Sunday, January 13, 2019

Felltower, Grinding, and Game Style

Martin Leuschen brought up the prospect of Felltower becoming some grim grinding while the PCs get back up to speed after the loss of almost the entire core of the PCs last session.

"Grim grinding with poor rewards" is how he put it.

My game, though, largely has been grim grinding.

So, what do I mean by "grinding?" In CRPGs, I've always associated "grinding" with repeatedly and steadily clearing out encounters that give you a good XP and resource reward for their challenge level, and/or killing fixed encounters over and over again for their XP. Basically, turning the process of gaining enough power to fight and beat the game into a simple series of repeated actions done over and over.

Here in particular I'd say it encompasses a mix of risk reluctance and confidence that you can eventually build up enough resources to overcome a challenge. The idea is time is on your side.

In most games - and in most of my games, this kind of grinding generally works. You don't take risks unless you're forced to. You maximize the force you can bring to bear. You bite off the smallest chunk you can get away with biting off. You don't, in a word, risk. Sometimes you need bold choices, though, and if you don't identify them well you tend to miss opportunities. I've seen a lot of them, and experience more frustration as a GM from them than from ill-advised risk.

We're playing Dungeon Fantasy now. The power level, I felt, plus a mix of risks and rewards that made any delve dangerous but potentially lucrative, would discourage that approach.

Felltower sprang from that.

Felltower basically depends a bit on not grinding.

Not just the megadungeon, but the entire campaign, has a bit of "replenishing risks but finite rewards" to it. You can literally spend too much time or money gaining your loot.

The Cold Fens had that happen - I expected a smaller number of delves, and so the PCs expended a lot more resources to gain loot than I'd expected,

Felltower itself isn't so parsimonious. There is more loot out than has been found. There are places to go get it.

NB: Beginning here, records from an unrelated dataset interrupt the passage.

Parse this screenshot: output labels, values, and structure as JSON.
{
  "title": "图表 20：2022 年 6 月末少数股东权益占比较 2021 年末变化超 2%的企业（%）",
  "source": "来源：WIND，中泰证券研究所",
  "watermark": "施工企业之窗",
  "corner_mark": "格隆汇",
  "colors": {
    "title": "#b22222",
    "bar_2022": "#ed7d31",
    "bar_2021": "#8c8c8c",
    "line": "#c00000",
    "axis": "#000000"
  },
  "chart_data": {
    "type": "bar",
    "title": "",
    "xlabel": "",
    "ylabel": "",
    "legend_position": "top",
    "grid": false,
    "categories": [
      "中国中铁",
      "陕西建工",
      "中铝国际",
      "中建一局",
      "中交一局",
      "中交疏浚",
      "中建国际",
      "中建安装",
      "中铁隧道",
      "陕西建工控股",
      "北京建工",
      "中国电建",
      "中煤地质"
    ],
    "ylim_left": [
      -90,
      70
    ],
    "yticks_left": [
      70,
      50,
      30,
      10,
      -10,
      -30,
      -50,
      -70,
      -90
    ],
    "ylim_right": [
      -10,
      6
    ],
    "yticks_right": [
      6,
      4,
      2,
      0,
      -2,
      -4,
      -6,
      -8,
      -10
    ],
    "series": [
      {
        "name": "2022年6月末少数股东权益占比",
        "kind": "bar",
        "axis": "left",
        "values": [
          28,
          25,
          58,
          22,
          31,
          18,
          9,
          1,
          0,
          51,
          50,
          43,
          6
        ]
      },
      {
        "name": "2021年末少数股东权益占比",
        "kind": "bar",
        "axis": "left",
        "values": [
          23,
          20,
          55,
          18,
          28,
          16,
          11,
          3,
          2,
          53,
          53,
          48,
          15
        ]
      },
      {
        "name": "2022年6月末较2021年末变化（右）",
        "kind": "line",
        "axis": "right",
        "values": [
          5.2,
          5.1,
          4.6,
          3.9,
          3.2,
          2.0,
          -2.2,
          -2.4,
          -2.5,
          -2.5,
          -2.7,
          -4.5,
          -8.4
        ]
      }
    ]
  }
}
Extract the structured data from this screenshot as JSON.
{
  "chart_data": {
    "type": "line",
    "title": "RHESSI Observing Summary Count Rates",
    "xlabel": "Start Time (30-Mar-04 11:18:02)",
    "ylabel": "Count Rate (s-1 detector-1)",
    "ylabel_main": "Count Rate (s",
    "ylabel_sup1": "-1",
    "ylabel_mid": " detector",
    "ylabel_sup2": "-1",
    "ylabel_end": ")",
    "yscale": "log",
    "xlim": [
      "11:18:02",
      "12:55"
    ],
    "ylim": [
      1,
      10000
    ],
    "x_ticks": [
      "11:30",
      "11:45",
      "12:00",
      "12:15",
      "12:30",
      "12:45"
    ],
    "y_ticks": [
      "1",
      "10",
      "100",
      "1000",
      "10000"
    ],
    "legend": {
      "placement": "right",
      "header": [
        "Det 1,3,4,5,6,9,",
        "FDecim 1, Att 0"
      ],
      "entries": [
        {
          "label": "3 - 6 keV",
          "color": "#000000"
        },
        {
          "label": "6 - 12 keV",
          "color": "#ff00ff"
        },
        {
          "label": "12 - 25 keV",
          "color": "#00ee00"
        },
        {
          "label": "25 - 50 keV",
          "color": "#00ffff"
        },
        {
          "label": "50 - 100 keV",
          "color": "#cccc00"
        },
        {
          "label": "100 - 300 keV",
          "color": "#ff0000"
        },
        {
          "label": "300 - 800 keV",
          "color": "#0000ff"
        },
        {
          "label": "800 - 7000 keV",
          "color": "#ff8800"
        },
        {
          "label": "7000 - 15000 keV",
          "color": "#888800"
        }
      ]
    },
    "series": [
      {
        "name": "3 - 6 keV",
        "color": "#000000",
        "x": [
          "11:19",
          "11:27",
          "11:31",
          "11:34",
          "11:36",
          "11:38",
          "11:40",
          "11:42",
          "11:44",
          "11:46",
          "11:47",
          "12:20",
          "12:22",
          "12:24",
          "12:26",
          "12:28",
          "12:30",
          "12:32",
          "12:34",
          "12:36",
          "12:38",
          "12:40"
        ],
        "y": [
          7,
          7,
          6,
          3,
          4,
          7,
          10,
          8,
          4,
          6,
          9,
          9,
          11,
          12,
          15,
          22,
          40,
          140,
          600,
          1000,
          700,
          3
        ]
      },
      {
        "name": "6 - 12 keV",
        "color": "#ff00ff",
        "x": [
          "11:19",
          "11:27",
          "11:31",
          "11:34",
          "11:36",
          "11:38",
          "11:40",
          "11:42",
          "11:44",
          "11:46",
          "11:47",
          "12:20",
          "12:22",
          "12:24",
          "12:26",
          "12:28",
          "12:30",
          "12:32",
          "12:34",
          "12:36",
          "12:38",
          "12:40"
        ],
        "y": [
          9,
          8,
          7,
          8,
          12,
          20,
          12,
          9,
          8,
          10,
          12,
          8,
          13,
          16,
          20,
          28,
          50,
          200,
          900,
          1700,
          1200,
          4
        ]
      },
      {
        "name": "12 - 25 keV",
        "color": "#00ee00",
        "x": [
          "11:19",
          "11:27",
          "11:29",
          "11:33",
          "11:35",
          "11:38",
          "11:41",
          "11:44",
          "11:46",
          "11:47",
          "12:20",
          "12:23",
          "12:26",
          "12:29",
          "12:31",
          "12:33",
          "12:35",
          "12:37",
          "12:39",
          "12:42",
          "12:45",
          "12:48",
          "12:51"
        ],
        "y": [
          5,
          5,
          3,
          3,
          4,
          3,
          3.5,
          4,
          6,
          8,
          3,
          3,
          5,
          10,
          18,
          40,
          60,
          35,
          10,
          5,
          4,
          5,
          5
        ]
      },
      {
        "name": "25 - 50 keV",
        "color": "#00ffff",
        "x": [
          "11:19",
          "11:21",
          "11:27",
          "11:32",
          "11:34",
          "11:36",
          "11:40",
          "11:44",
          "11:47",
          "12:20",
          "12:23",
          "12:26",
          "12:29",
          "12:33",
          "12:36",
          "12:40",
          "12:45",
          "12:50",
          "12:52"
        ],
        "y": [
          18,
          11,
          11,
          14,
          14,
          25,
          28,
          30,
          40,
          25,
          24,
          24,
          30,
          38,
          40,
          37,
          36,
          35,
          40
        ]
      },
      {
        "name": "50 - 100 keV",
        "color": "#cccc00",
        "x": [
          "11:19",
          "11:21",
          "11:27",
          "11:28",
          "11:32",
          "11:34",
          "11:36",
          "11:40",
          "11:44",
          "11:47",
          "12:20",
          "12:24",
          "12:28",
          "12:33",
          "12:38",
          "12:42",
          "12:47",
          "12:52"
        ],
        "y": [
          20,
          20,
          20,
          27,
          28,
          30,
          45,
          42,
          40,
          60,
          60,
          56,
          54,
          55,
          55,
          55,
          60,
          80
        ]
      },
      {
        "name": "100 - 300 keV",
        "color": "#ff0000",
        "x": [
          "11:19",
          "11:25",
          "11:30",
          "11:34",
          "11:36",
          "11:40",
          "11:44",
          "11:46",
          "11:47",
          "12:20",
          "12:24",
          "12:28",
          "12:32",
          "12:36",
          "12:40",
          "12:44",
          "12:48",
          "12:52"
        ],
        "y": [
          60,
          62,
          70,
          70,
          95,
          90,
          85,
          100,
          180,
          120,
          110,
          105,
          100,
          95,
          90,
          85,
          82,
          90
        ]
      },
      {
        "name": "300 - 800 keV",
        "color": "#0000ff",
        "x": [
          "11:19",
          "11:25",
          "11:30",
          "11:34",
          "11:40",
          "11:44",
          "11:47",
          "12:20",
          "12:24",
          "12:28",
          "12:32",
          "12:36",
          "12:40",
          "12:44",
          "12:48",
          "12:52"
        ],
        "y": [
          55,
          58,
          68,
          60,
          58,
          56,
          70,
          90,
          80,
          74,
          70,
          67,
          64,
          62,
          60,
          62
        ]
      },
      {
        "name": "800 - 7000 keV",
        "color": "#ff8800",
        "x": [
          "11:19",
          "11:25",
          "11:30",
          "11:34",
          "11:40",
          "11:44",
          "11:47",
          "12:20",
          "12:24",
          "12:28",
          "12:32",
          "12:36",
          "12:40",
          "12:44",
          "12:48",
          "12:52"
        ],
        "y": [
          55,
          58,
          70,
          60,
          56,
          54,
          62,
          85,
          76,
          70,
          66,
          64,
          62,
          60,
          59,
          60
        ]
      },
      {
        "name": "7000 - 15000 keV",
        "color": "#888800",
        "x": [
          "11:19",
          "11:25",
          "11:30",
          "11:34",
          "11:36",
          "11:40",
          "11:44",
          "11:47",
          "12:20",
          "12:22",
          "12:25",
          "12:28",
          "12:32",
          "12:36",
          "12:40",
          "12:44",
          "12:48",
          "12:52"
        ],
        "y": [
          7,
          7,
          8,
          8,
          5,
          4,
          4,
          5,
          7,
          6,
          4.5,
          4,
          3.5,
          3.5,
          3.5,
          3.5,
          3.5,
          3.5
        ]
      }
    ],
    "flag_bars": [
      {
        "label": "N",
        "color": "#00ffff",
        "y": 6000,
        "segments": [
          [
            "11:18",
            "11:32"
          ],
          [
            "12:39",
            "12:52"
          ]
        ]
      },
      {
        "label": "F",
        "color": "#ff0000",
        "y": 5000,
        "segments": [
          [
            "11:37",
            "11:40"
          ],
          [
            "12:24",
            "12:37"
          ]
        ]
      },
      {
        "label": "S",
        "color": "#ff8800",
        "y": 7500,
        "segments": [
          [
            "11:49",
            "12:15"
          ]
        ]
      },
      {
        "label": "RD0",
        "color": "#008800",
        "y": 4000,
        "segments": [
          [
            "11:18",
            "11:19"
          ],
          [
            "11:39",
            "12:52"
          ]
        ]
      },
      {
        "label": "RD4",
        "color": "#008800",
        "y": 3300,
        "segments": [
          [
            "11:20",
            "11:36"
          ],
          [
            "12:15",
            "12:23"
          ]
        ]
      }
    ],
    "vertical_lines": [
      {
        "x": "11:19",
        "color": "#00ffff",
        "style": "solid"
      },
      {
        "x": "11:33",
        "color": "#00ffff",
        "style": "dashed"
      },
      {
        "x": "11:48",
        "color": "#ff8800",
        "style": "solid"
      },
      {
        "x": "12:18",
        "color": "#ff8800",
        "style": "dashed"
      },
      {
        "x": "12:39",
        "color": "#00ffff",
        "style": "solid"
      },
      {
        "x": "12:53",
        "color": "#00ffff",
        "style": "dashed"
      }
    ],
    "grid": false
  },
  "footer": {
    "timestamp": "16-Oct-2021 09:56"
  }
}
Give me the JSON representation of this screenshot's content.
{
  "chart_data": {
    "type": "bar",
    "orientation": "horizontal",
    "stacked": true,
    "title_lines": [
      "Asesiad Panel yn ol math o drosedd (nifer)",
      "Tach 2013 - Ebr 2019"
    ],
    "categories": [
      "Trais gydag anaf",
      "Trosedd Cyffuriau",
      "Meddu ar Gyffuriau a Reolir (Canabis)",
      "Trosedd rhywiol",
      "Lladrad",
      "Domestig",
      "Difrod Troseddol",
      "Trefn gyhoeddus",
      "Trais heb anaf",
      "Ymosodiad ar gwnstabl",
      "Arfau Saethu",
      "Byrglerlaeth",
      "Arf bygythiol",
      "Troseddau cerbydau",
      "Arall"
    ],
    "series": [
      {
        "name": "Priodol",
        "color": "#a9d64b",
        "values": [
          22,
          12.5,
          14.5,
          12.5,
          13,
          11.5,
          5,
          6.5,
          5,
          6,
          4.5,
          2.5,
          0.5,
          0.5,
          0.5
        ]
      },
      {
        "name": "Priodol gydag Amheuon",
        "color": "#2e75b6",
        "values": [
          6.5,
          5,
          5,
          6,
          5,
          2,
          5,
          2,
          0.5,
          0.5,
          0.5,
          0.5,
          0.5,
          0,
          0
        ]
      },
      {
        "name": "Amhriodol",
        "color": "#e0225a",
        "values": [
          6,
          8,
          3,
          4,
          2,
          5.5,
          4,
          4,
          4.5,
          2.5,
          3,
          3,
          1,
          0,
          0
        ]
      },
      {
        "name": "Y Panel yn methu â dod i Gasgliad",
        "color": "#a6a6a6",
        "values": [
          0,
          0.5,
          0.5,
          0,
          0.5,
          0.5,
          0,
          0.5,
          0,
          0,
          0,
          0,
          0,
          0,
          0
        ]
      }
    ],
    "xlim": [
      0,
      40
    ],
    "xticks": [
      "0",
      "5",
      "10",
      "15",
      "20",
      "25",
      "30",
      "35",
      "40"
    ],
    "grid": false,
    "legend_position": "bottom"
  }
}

It probably doesn't seem that way with a very significant number of delves being barren of loot. However monsters do appear, and fewer of them have loot than do not. Many of them are just wandering scavengers, who probably will eventually depart themselves when the last of what's worth scavenging is gone. Or not - there is a lot pointing to creatures (like delvers) feeling an irresistible pull to the dungeon.

I'm rambling a bit, but back to the point:

Felltower basically depends a bit on not grinding.

The game expects you to take some risks. You have to go through gates before you know everything that's beyond them. You have to fight a battle sometimes and then go fight another before you've fully recovered. You have to pull the lever. You have to open the door. You have to turn the statues. You have to cultivate allies because you'll need them later. You have to rush ahead because fleeing or staying is too dangerous - or flee, because the other two are too dangerous. And you have to figure out with limited time and resources which one is appropriate. You need to use resources up with cheerful abandon when they're called for and husband others for a dark day, and know which is which.

It's very much the opposite of the Black Company approach, which puts the 15-minute work day to shame. They clear a dungeon (more or less) with a siege, and a graveyard full of monsters one single monster at a time with maximal force and rotating troops. That's something I deeply appreciate . . . but it's not this game.

This game requires a bit of boldness. You'll lose characters - it happens. You can't grind yourself to certain victory.

And one consequence of the "you can't grind yourself to certain victory" is that Felltower is a hard place to bring up replacement characters. Each wave of new characters - lacking the permanent resources found and lost with dead PCs - is less and less well equipped to face the risks that slew the earlier group. Without the video game "levels reset" and "creatures respawn" and "monsters are loot pinatas" it requires an entirely new area to explore and loot. That's something that it isn't unreasonable to expect in the game world but requires more and more time from the GM. In this particular case, that's not generally available.

So the next wave needs to go in without Shieldslayer, Sterick's armor, Inquisitor Marco's Mace, the Wand of Holding, and many item items. The personally owned treasures of the PCs are either lost (siphoned off to relatives or left undiscovered where buried) or are loot in the dungeon, now. It's back to square one, but the dungeon is a bit more barren and the way a bit more dangerous.

I'm not sure if that's a flaw, or if it might not cause a different approach. It may be perceived as a flaw, or a flat-out serious negative or impediment to fun by the players. It's just part of the mix between the design of the game, the way it's been played, and the reality of a GM with less time. Some of which I spent just now explaining all of that, but hey, I didn't have enough going to make a whole side area ready for next week anyway. I expect we'll keep playing but it's possible it's tipping the line over from "sometimes frustrating but fun" to "sometimes fun but frustrating." We'll have to see.

It's possibly ironic that I finished grinding my new Bard's Tale party up to the levels I want them at this morning for an hour or two while I was listening to some study materials. I don't know. Different games. You can't just go fight 396 berserkers over and over for 65K experience in Felltower.


  1. In a way, Felltower seems distinctly deflationary, similar to cryptocurrencies where mining each additional piece gets progressively harder- especially when starting over again. What's the plan in the eventuality that starting PCs cannot reasonably survive against any of the challenges that are in felltower if all the low-hanging fruit has been plucked?

    1. I think that's a good description. I'm really not sure. It may have reached the end of its useful, playable life with this group of PCs. We could end up doing something else entirely, or rebooting the campaign to one set far later in history, or something drastic of that sort.

      Or start a campaign external to Felltower, or just expand its playable areas, or something of that sort.

      We'll have to figure that out when the fun:difficulty ratio becomes an unfavorable one.